‘Wear black’ campaign stirs up Thai social media
A campaign by a group of political activists to wear black on Thursday, His Majesty the King’s birthday, led to a controversy and triggered a trend on social media.
Small groups of black-clad demonstrators gathered at certain locations in Bangkok and Chiang Mai on Thursday. Supporters of the campaign appeared to be more active online, posting messages mainly on Twitter.
The messages contain the hashtag #28กคแต่งดําทั้งแผ่นดิน, which means “wearing black throughout the land on July 28”. It was among the top hashtags trending in Thailand, with over 200,000 tweets.

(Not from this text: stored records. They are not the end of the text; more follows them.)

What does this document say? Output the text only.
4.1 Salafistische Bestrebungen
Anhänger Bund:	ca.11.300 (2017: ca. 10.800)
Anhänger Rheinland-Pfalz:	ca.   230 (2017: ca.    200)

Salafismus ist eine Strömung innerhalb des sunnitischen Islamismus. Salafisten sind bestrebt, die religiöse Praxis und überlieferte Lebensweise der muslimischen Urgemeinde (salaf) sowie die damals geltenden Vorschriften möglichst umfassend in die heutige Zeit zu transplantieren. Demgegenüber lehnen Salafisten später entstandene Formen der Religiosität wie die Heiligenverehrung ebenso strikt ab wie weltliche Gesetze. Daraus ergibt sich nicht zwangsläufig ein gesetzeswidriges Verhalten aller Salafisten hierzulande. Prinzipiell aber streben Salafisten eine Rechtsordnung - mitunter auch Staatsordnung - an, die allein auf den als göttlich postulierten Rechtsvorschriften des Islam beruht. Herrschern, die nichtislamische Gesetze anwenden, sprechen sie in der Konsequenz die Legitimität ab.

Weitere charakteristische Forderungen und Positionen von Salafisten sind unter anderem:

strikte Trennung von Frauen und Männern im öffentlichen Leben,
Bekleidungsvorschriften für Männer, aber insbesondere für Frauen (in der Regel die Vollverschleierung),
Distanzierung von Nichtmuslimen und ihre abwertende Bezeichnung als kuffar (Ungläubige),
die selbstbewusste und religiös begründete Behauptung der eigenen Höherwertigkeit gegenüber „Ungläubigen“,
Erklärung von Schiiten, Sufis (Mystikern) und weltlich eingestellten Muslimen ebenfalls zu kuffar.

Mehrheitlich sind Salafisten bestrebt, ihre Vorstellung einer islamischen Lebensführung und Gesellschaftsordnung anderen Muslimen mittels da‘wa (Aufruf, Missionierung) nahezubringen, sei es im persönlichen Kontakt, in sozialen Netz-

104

In Bangkok, protesters in black gathered at the Victory Monument and South Bangkok Criminal Court to protest what they described as injustice against defendants being detained for lese majeste.
At Chiang Mai University, a small group of black-clad students held a gathering they said was meant to mourn the deaths of Covid-19 victims in Thailand.
Police approached the demonstrators to confiscate their banners, which was opposed by the students. Police agreed not to seize the banners on the condition that they were not displayed outside the university’s compound.
On Tuesday, National Police chief Pol General Suwat Jangyodsuk instructed police officers across the country to keep an eye on activities to be held on Thursday in which participants wear black.
Political activist Nuttaa Mahattana on Thursday described as “fake news” a media report that police would arrest anyone who wear black on the day.
“It depends on your taste whenever you want to wear black. But I wonder why fake news was released that police would arrest anyone who wears black. Many people believed that,” Nuttaa wrote in her tweet.
Meanwhile, MC Julajerm Yukol, a royalist who is a part of the Royal Family, said that the campaign to wear black on the King’s birthday was like “stomping on the hearts of Thais throughout the Kingdom”.